Bir daha “Maden kazaları, kader” olmasın!
***
Asırlık çınarlar;
Bir kez daha ülkenin en büyük kitle örgütleri olduklarını gösterdiler…
Halkın nefesine en yakından hisseden, onlara elini en çabuk değen kurumlar olduklarını bir kez daha gösterdiler…
Hele 1980 sonrası sendikalarımız ve meslek örgütlerimiz yok olduktan sonra…
Bir kat daha anlam kazandılar…
Hakkını da veriyorlar…
***
Galatasaray’ın ülkemizi tanımıyor dediğimiz başkanı Aysal’ın;
İkinci günde, yardım TIR’ları ile Soma’da olmasını ilk sıraya yazıyorum…
Beşiktaş; konut projesi ve sosyal olayların duyarlı kalbi Çarşı’sı ile en öne çıktı…
Fenerbahçe’nin; “Somalı çocuklara eğitim havuzu” projesini ise çok önemsiyorum…
Üç beş günde unutmamızı önleyecek bir proje…

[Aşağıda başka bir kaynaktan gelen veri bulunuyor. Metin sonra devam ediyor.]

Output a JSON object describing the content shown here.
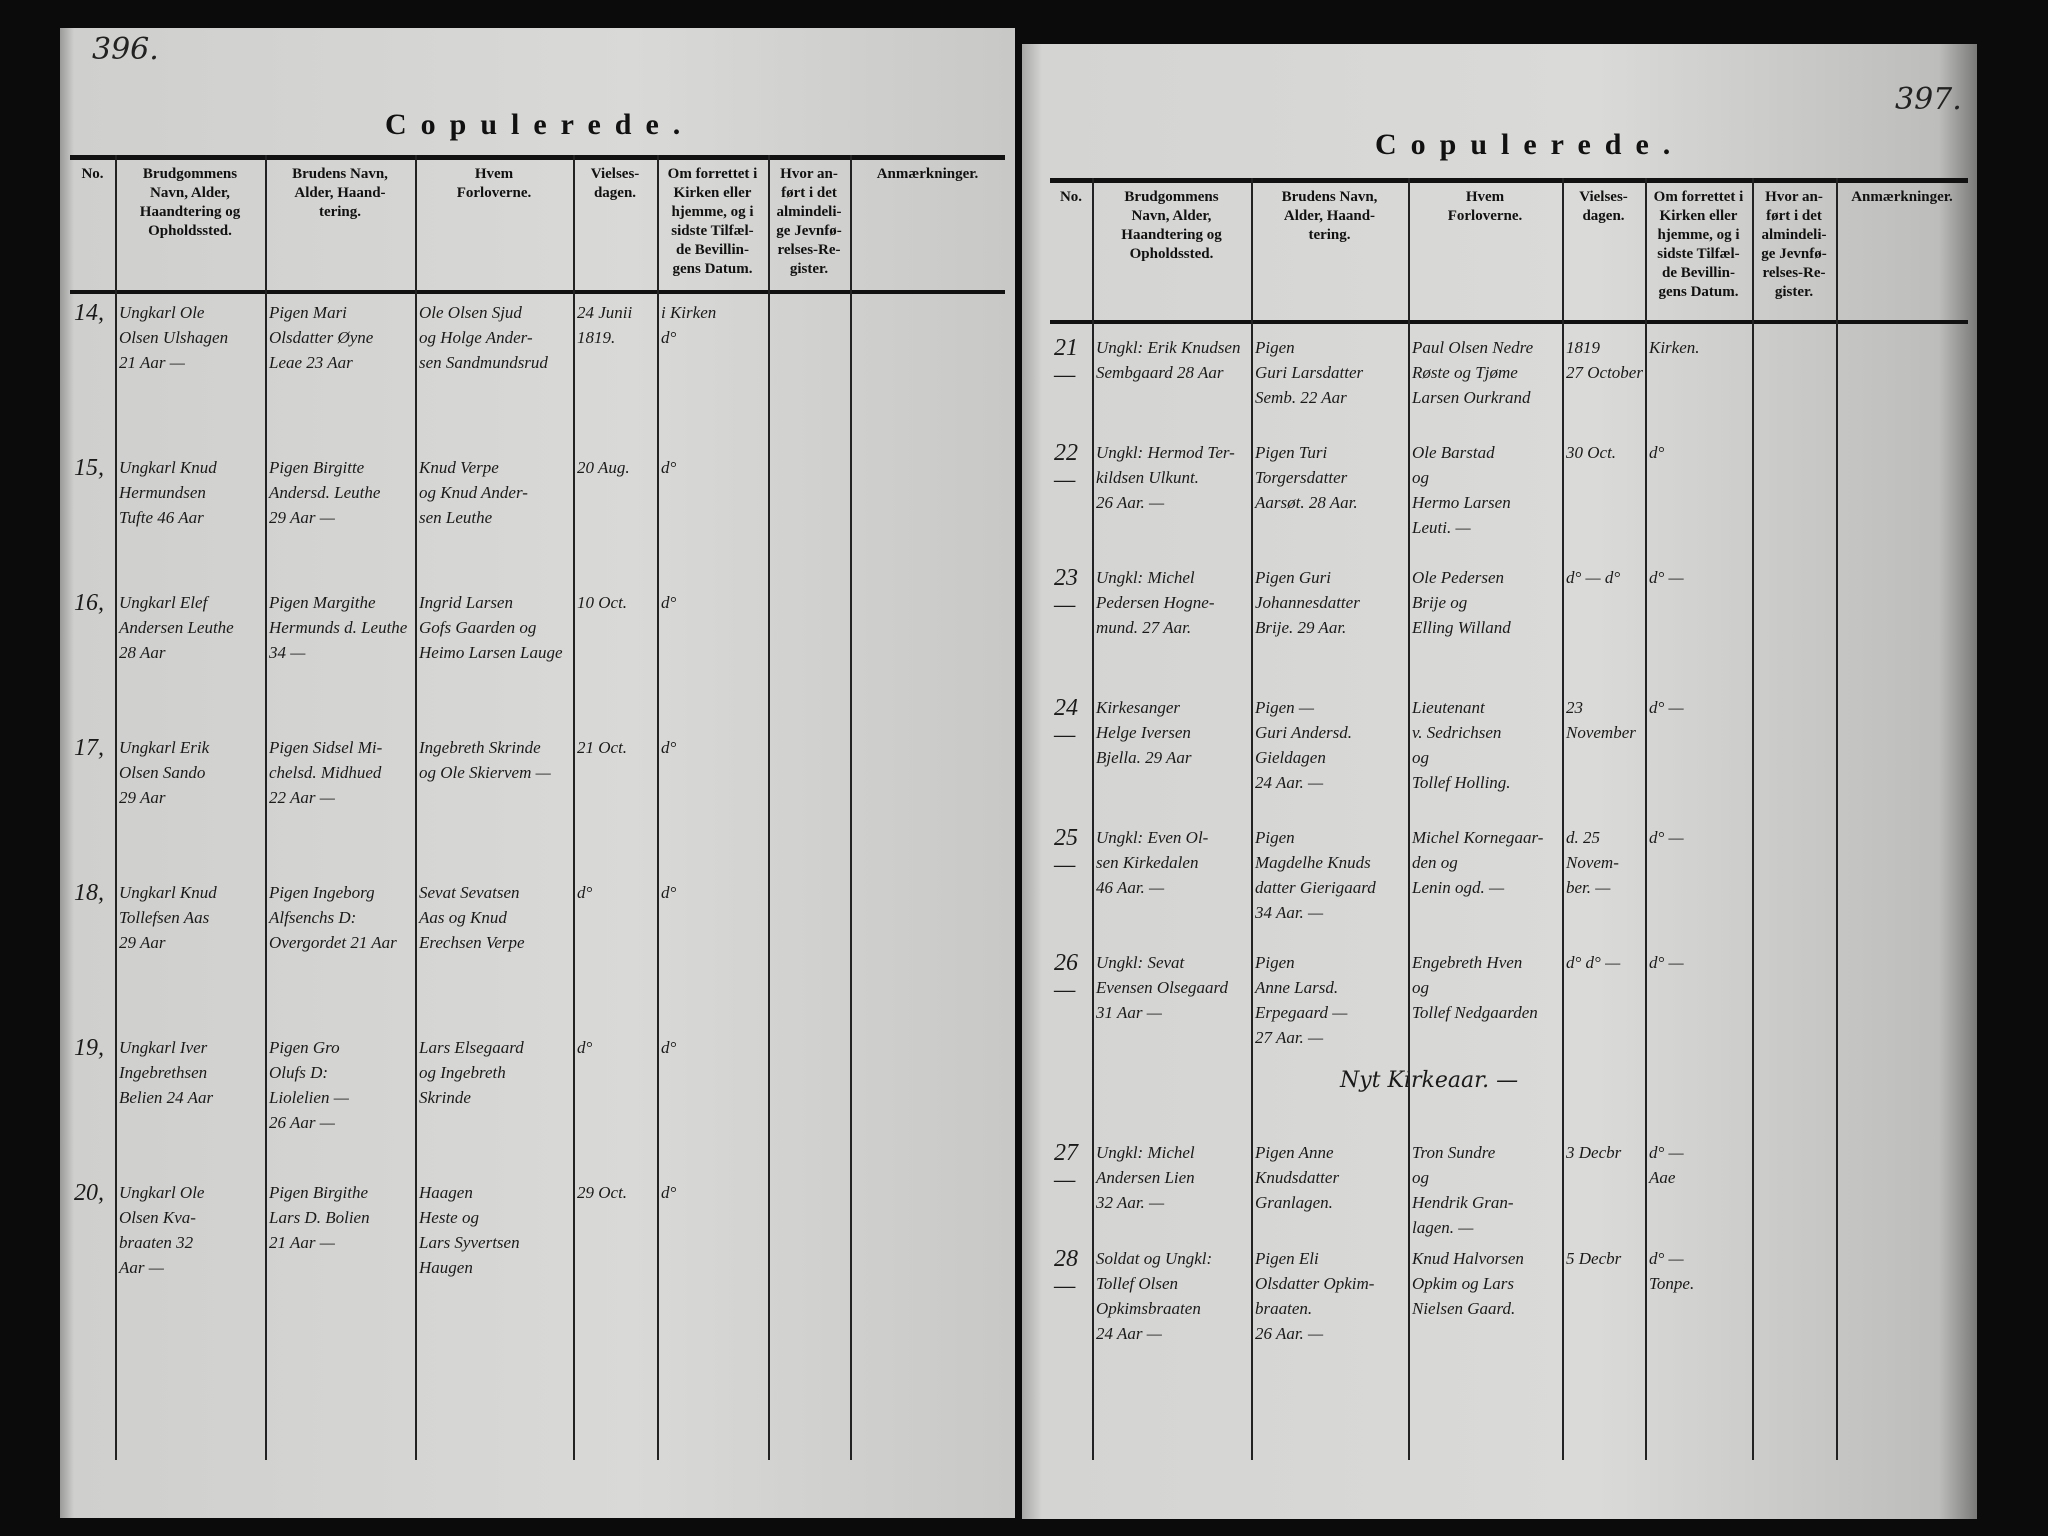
{
  "left_page": {
    "page_number": "396.",
    "title": "Copulerede.",
    "headers": [
      "No.",
      "Brudgommens\nNavn, Alder,\nHaandtering og\nOpholdssted.",
      "Brudens Navn,\nAlder, Haand-\ntering.",
      "Hvem\nForloverne.",
      "Vielses-\ndagen.",
      "Om forrettet i\nKirken eller\nhjemme, og i\nsidste Tilfæl-\nde Bevillin-\ngens Datum.",
      "Hvor an-\nført i det\nalmindeli-\nge Jevnfø-\nrelses-Re-\ngister.",
      "Anmærkninger."
    ],
    "entries": [
      {
        "no": "14,",
        "groom": "Ungkarl Ole\nOlsen Ulshagen\n21 Aar —",
        "bride": "Pigen Mari\nOlsdatter Øyne\nLeae 23 Aar",
        "witnesses": "Ole Olsen Sjud\nog Holge Ander-\nsen Sandmundsrud",
        "date": "24 Junii\n1819.",
        "place": "i Kirken\nd°"
      },
      {
        "no": "15,",
        "groom": "Ungkarl Knud\nHermundsen\nTufte 46 Aar",
        "bride": "Pigen Birgitte\nAndersd. Leuthe\n29 Aar —",
        "witnesses": "Knud Verpe\nog Knud Ander-\nsen Leuthe",
        "date": "20 Aug.",
        "place": "d°"
      },
      {
        "no": "16,",
        "groom": "Ungkarl Elef\nAndersen Leuthe\n28 Aar",
        "bride": "Pigen Margithe\nHermunds d. Leuthe\n34 —",
        "witnesses": "Ingrid Larsen\nGofs Gaarden og\nHeimo Larsen Lauge",
        "date": "10 Oct.",
        "place": "d°"
      },
      {
        "no": "17,",
        "groom": "Ungkarl Erik\nOlsen Sando\n29 Aar",
        "bride": "Pigen Sidsel Mi-\nchelsd. Midhued\n22 Aar —",
        "witnesses": "Ingebreth Skrinde\nog Ole Skiervem —",
        "date": "21 Oct.",
        "place": "d°"
      },
      {
        "no": "18,",
        "groom": "Ungkarl Knud\nTollefsen Aas\n29 Aar",
        "bride": "Pigen Ingeborg\nAlfsenchs D:\nOvergordet 21 Aar",
        "witnesses": "Sevat Sevatsen\nAas og Knud\nErechsen Verpe",
        "date": "d°",
        "place": "d°"
      },
      {
        "no": "19,",
        "groom": "Ungkarl Iver\nIngebrethsen\nBelien 24 Aar",
        "bride": "Pigen Gro\nOlufs D:\nLiolelien —\n26 Aar —",
        "witnesses": "Lars Elsegaard\nog Ingebreth\nSkrinde",
        "date": "d°",
        "place": "d°"
      },
      {
        "no": "20,",
        "groom": "Ungkarl Ole\nOlsen Kva-\nbraaten 32\nAar —",
        "bride": "Pigen Birgithe\nLars D. Bolien\n21 Aar —",
        "witnesses": "Haagen\nHeste og\nLars Syvertsen\nHaugen",
        "date": "29 Oct.",
        "place": "d°"
      }
    ]
  },
  "right_page": {
    "page_number": "397.",
    "title": "Copulerede.",
    "headers": [
      "No.",
      "Brudgommens\nNavn, Alder,\nHaandtering og\nOpholdssted.",
      "Brudens Navn,\nAlder, Haand-\ntering.",
      "Hvem\nForloverne.",
      "Vielses-\ndagen.",
      "Om forrettet i\nKirken eller\nhjemme, og i\nsidste Tilfæl-\nde Bevillin-\ngens Datum.",
      "Hvor an-\nført i det\nalmindeli-\nge Jevnfø-\nrelses-Re-\ngister.",
      "Anmærkninger."
    ],
    "entries": [
      {
        "no": "21 —",
        "groom": "Ungkl: Erik Knudsen\nSembgaard 28 Aar",
        "bride": "Pigen\nGuri Larsdatter\nSemb. 22 Aar",
        "witnesses": "Paul Olsen Nedre\nRøste og Tjøme\nLarsen Ourkrand",
        "date": "1819\n27 October",
        "place": "Kirken."
      },
      {
        "no": "22 —",
        "groom": "Ungkl: Hermod Ter-\nkildsen Ulkunt.\n26 Aar. —",
        "bride": "Pigen Turi\nTorgersdatter\nAarsøt. 28 Aar.",
        "witnesses": "Ole Barstad\nog\nHermo Larsen\nLeuti. —",
        "date": "30 Oct.",
        "place": "d°"
      },
      {
        "no": "23 —",
        "groom": "Ungkl: Michel\nPedersen Hogne-\nmund. 27 Aar.",
        "bride": "Pigen Guri\nJohannesdatter\nBrije. 29 Aar.",
        "witnesses": "Ole Pedersen\nBrije og\nElling Willand",
        "date": "d° — d°",
        "place": "d° —"
      },
      {
        "no": "24 —",
        "groom": "Kirkesanger\nHelge Iversen\nBjella. 29 Aar",
        "bride": "Pigen —\nGuri Andersd.\nGieldagen\n24 Aar. —",
        "witnesses": "Lieutenant\nv. Sedrichsen\nog\nTollef Holling.",
        "date": "23 November",
        "place": "d° —"
      },
      {
        "no": "25 —",
        "groom": "Ungkl: Even Ol-\nsen Kirkedalen\n46 Aar. —",
        "bride": "Pigen\nMagdelhe Knuds\ndatter Gierigaard\n34 Aar. —",
        "witnesses": "Michel Kornegaar-\nden og\nLenin ogd. —",
        "date": "d. 25 Novem-\nber. —",
        "place": "d° —"
      },
      {
        "no": "26 —",
        "groom": "Ungkl: Sevat\nEvensen Olsegaard\n31 Aar —",
        "bride": "Pigen\nAnne Larsd.\nErpegaard —\n27 Aar. —",
        "witnesses": "Engebreth Hven\nog\nTollef Nedgaarden",
        "date": "d° d° —",
        "place": "d° —"
      },
      {
        "no": "27 —",
        "groom": "Ungkl: Michel\nAndersen Lien\n32 Aar. —",
        "bride": "Pigen Anne\nKnudsdatter\nGranlagen.",
        "witnesses": "Tron Sundre\nog\nHendrik Gran-\nlagen. —",
        "date": "3 Decbr",
        "place": "d° —\nAae"
      },
      {
        "no": "28 —",
        "groom": "Soldat og Ungkl:\nTollef Olsen\nOpkimsbraaten\n24 Aar —",
        "bride": "Pigen Eli\nOlsdatter Opkim-\nbraaten.\n26 Aar. —",
        "witnesses": "Knud Halvorsen\nOpkim og Lars\nNielsen Gaard.",
        "date": "5 Decbr",
        "place": "d° —\nTonpe."
      }
    ],
    "year_note": "Nyt Kirkeaar. —"
  }
}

“Maden kazasının kader” olmadığını;
Somalı çocuklarımıza öğretecek bir proje…
***
Ben derim ki;
Fenerbahçe yönetiminin;
• “100 çocuğunu 1000 çocuk” yapalım!
• “5 yıllık eğitimini, üniversite” yapalım!
• “Somalı çocukları maden mühendisi” yapalım!
“Kader sandıkları” ölüme sokmasınlar kimseyi…
Satranç ile Güreş arasında bir şey:
Soma’da kaybettiğimiz işçilerimize saygı duruşu ile başladı Final Four…
Yine hep birlikte evimizde izliyoruz…
Takımlarımızda un var, yağ var, şeker var…
Ancak helva yapmayı beceremiyoruz…
Turnuvaya 3 takım sokuyoruz...
---Süper…
Son 16’ya 3 takım ile giriyoruz…
---Mükemmel…
Sonra?
---Yokuz…
***
Bütçe tamam…
Salon seyirci; Mükemmel…
Koç ve kadro: En babasından…
Sonuç: Olmuyoooor!
***
Nedenini aramak uzmanların işi…
Son sekize kalan takımları analiz ettim…
Maçları izledim…
Ben, haddimin sınırlarını zorlayarak soruya cevap aramaya çalıştım…
Gerisi; yöneticilerin ve Federasyonun işi…
Bence; Yabancı sayısı ile oynayarak çözülecek kadar kolay bir problem değil…
***
İşte tespitlerim;
• Son sekize kalan takımların yedisini kendi ülkesinin koçları
Bir tek CSKA Moskova’da bir İtalyan var…
O da Dünya vatandaşı sayılır…
• Takımların tamamının oyun içinde bir beyni var…
Tedosic CSKA, Navarro Barcelona, Spanoulis Olympiakos, Diamantidis Panatinaikos gibi…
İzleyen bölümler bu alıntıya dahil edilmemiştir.